3. When a mentally disturbed Brooklyn man told his psychiatrist he may have stabbed someone but wasn’t sure “if it was real or if it was a dream,” the doctor did the right thing and called 911. The dispatcher did not, laughing as she passed on the contents of the call, the Post reports: “This man said that he had a dream that — I can’t even talk right now,” she said, giggling (hear it here). The victim’s body was not found until four days later, and the dispatcher is under investigation.
2. After her boyfriend was robbed at gunpoint, Texas 911 operator April Sims ranted on Facebook: “Black people are outrageous! They are more like animals, they never know how to act, just loud [expletive] Always causing problems … I can count on one hand the black people I know who don’t have [expletive] for brains … I can count on one hand the black people I know who aren’t selfish.” And so on. She was fired but told reporters, “I stand by every word I said. And do not apologize.”

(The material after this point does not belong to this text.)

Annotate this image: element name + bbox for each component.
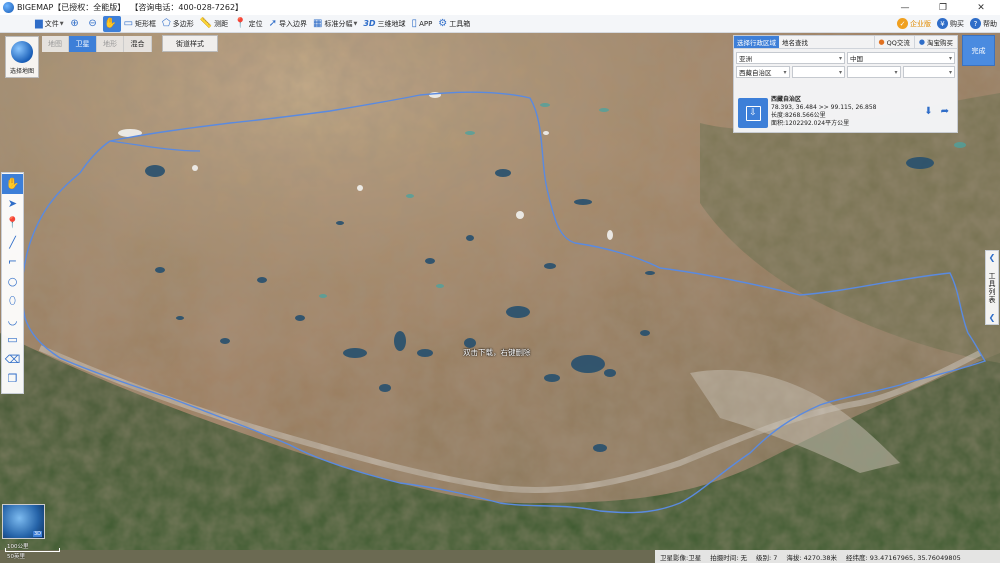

1. Four-year-old Ariel Russo, who was hit by a reckless teenage driver along with her grandmother on the Upper West Side, waited nearly ten minutes for medical attention because of “human error,” the FDNY said today. According to NBC New York, a dispatcher “didn’t see [the call] immediately and left the terminal for a break. Four minutes later, a different operator sat down, saw the call and dispatched the ambulance.” The child died later at the hospital, and “the department is talking to the dispatcher.”